Il l’avait un peu édulcoré, l’aventure, la première fois qu’il l’a raconté à sa petite voisine. Il ne lui avait pas décrit les yeux révulsés, les cheveux dégoulinant de sang, le visage terrifiants des agresseurs. Il s’était contenté de lui dire qu’il avait été là, et avait omis la partie où il s’était pissé dessus. Puis le lendemain, il rajouta des détails. Et encore plus de détail. Jusqu’à finir en quasi héros. Cornelia était gentille, Cornelia était jolie mais elle n’était pas particulièrement intelligente : elle gobait tout ce qu’on lui disait. « Et à ce moment j’ai dit au plus grand — il faisait au moins deux mètres ! un géant ! d’aller se faire mettre par un macédonien ! Puis il m’a regardé, mais il a pas osé me toucher. Parce que je lui faisais peur. J’avais mon petit couteau dans la main, tu sais Corneliola je l’aurais tué s’il avait fallu ! » Il aimait bien regarder ses yeux bleus s’agrandirent sous l’effet de la surprise (et, l’espérait-il, de l’admiration) c’est qu’elle avait des yeux magnifiques Cornelia. Et on ne savait pas trop d’où ils venaient, ses iris bleus, bleus comme l’eau. Et pas l’eau du Tibre, qui était aussi vaseuse que la Cloaca Maxima, l’eau de la mer. Quintus avait vu la mer, une fois, à Ostie et il avait pensé immédiatement aux yeux de sa voisine.

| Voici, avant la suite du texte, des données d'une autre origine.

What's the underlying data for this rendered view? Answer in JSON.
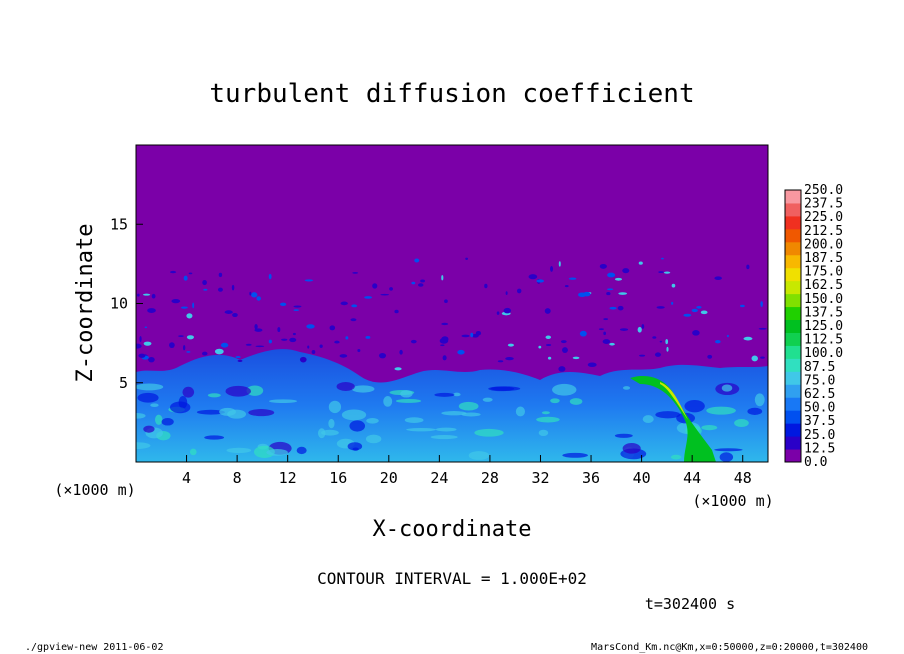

Ses yeux bleus et ses longs, longs cheveux blonds. C’était la seule fille blonde qu’il connaissait. Il n’y en avait pas beaucoup, à Rome, des vraies romaines aux cheveux jaunes comme elle. Certaines femmes se teignaient les cheveux, mais c’était dégueulasse, d’autres portaient aussi des perruques. Et les autres qui avaient les cheveux clairs naturellement étaient souvent des esclaves. Pas vraiment des vraies personnes donc. Flavius lui avait dit que c’était les putes qui avaient les cheveux blonds. Et il lui avait retourné une patate si forte qu’il lui avait pété la mâchoire. Bien fait pour ce connard. Il aimait pas qu’on parle mal de Corneliola : y avait que lui qui avait le droit !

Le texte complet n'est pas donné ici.